Don’t “spray and pray” when you can actually see what’s working and what isn’t
Email newsletters allow you to transform chance encounters with your website into ongoing relationships. You don’t want to squander this opportunity by ignoring the impact statistics that are at your fingertips.
Methodical experimentation is key here, from the very start. Using email metrics allows you to see what’s working and what’s not, so you can work towards sending newsletters that your readers want to receive. And this principal stands regardless of the size of your audience.
Most newsletter platforms come with built-in metrics so you can track your newsletter’s successes and failures. Consistently checking the statistics to see what works and what doesn’t can help you refine your newsletter and ultimately all of your marketing efforts.
Is anyone reading it?
The first question when starting to work with any email marketing campaign or publication is, “Is anyone reading it?” Check your newsletter’s open rates to see which editions fared better than others. An open rate under 20% is considered low and anything above 50% is amazing.
Subscribers generally decide whether to open an email based on the subject line. Compare subject lines of newsletters with high open rates with those with lower rates. Perhaps your consumers respond better to shorter subject lines, or chatty subject lines. Or maybe they are more likely to open a newsletter announcing a discount or promotion. Stick to the style that’s getting the most attention, and think about how you can apply that style in other aspects of your company’s marketing.
Is it converting?
The second question to ask about your newsletter is, “Is it converting?” In other words, are the recipients doing what you want them to do? Your newsletter should always include a call to action, asking recipients to click through to a landing page – which might be a product page, announcement of a promotion or registration for a contest.

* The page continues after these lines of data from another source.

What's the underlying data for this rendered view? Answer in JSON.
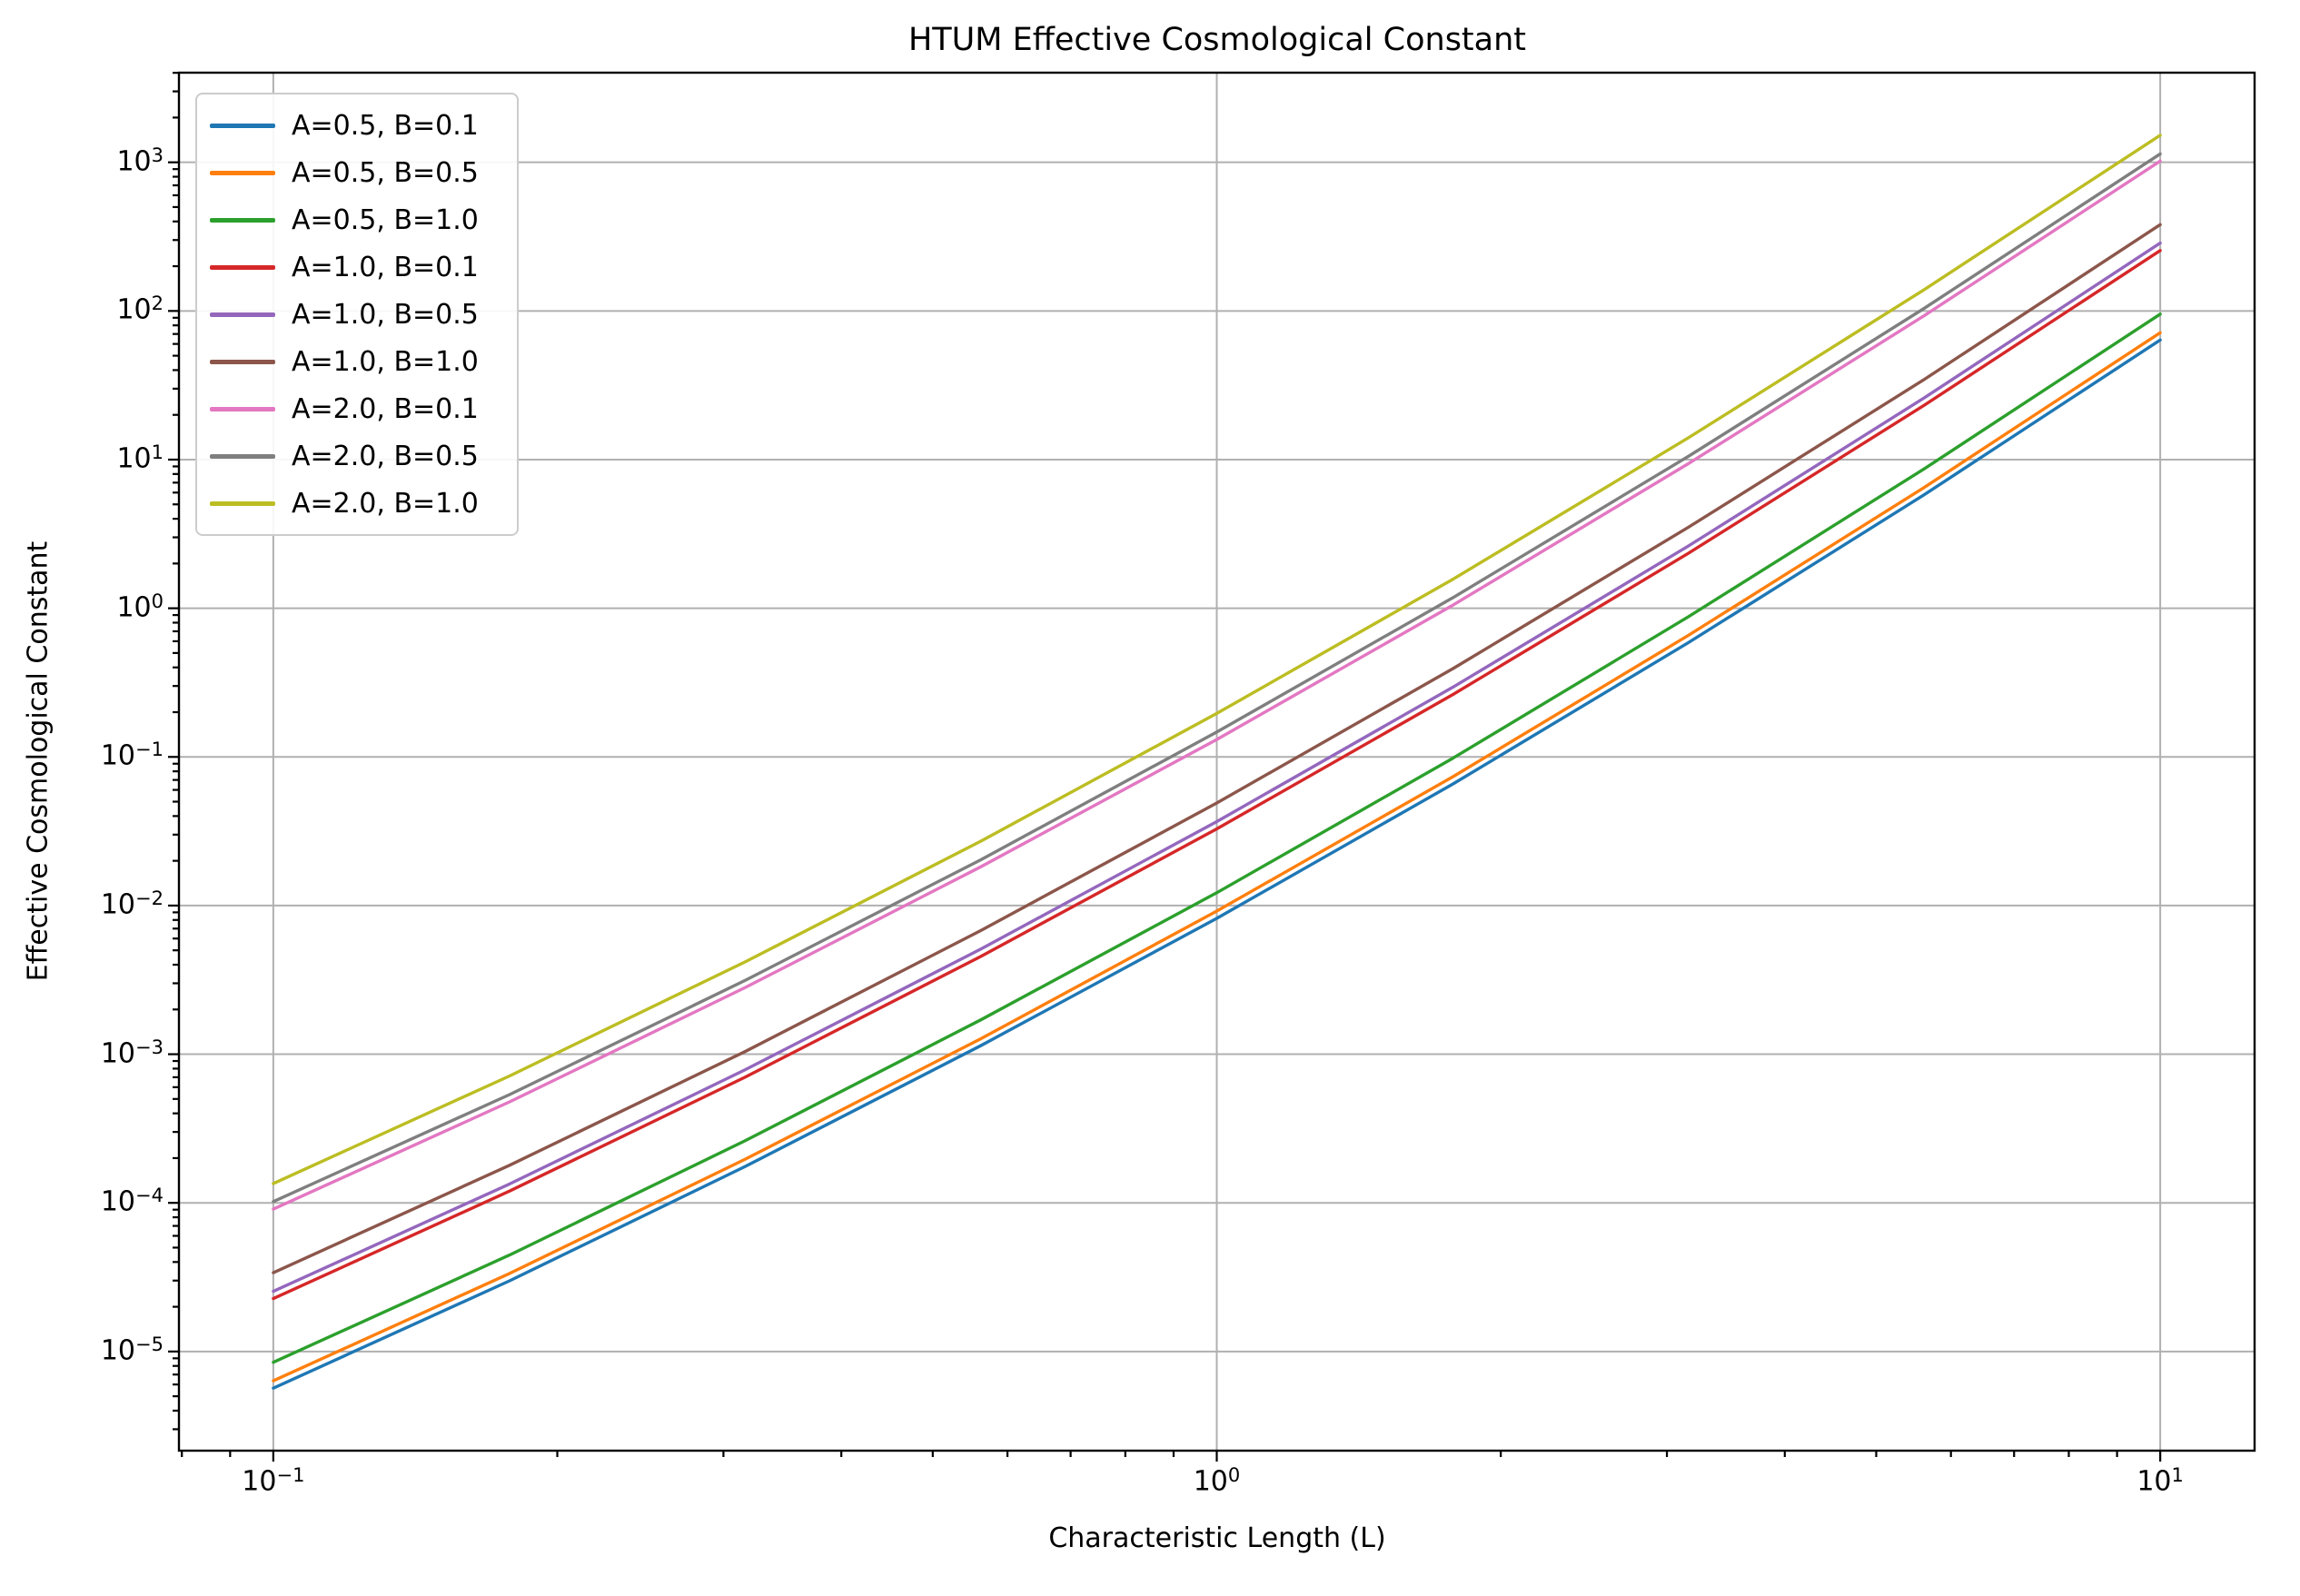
{
  "figure": {
    "background": "#ffffff",
    "spine_color": "#000000"
  },
  "chart_data": {
    "type": "line",
    "title": "HTUM Effective Cosmological Constant",
    "xlabel": "Characteristic Length (L)",
    "ylabel": "Effective Cosmological Constant",
    "x_scale": "log",
    "y_scale": "log",
    "xlim_log10": [
      -1.1,
      1.1
    ],
    "ylim_log10": [
      -5.667,
      3.603
    ],
    "x_tick_exponents": [
      -1,
      0,
      1
    ],
    "y_tick_exponents": [
      3,
      2,
      1,
      0,
      -1,
      -2,
      -3,
      -4,
      -5
    ],
    "grid": true,
    "grid_color": "#b0b0b0",
    "legend_position": "upper left",
    "x": [
      0.1,
      0.178,
      0.316,
      0.562,
      1.0,
      1.78,
      3.16,
      5.62,
      10.0
    ],
    "series": [
      {
        "name": "A=0.5, B=0.1",
        "color": "#1f77b4",
        "values": [
          5.67e-06,
          2.99e-05,
          0.000175,
          0.00114,
          0.0082,
          0.0658,
          0.586,
          5.8,
          63.8
        ]
      },
      {
        "name": "A=0.5, B=0.5",
        "color": "#ff7f0e",
        "values": [
          6.35e-06,
          3.35e-05,
          0.000196,
          0.00127,
          0.00918,
          0.0737,
          0.656,
          6.49,
          71.4
        ]
      },
      {
        "name": "A=0.5, B=1.0",
        "color": "#2ca02c",
        "values": [
          8.46e-06,
          4.46e-05,
          0.000261,
          0.0017,
          0.0122,
          0.0982,
          0.875,
          8.66,
          95.2
        ]
      },
      {
        "name": "A=1.0, B=0.1",
        "color": "#d62728",
        "values": [
          2.27e-05,
          0.00012,
          0.000699,
          0.00454,
          0.0328,
          0.263,
          2.34,
          23.2,
          255
        ]
      },
      {
        "name": "A=1.0, B=0.5",
        "color": "#9467bd",
        "values": [
          2.54e-05,
          0.000134,
          0.000783,
          0.00509,
          0.0367,
          0.295,
          2.62,
          26.0,
          286
        ]
      },
      {
        "name": "A=1.0, B=1.0",
        "color": "#8c564b",
        "values": [
          3.39e-05,
          0.000179,
          0.00104,
          0.00678,
          0.049,
          0.393,
          3.5,
          34.6,
          381
        ]
      },
      {
        "name": "A=2.0, B=0.1",
        "color": "#e377c2",
        "values": [
          9.07e-05,
          0.000478,
          0.0028,
          0.0182,
          0.131,
          1.05,
          9.38,
          92.8,
          1020
        ]
      },
      {
        "name": "A=2.0, B=0.5",
        "color": "#7f7f7f",
        "values": [
          0.000102,
          0.000535,
          0.00313,
          0.0203,
          0.147,
          1.18,
          10.5,
          104,
          1140
        ]
      },
      {
        "name": "A=2.0, B=1.0",
        "color": "#bcbd22",
        "values": [
          0.000135,
          0.000714,
          0.00417,
          0.0271,
          0.196,
          1.57,
          14.0,
          139,
          1520
        ]
      }
    ]
  }
}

Check click-through rates to see how many readers responded to your call to action and clicked on the link. How many actually converted when they reached the page itself? Once again, compare the successful newsletters with the unsuccessful ones to see which calls to action get the most traction.
Other factors might make the difference between a successful newsletter and an unsuccessful one. Look at length, tone and graphic design to see whether those are affecting user response. Research what types of content your consumers appreciate and give them more of it, in newsletters and elsewhere.
Tracking your newsletter metrics takes precious time, but your readers are also busy people and will only make time to read your emails if they find the content interesting and helpful. Time spent on finding out how to grab their attention is time well spent.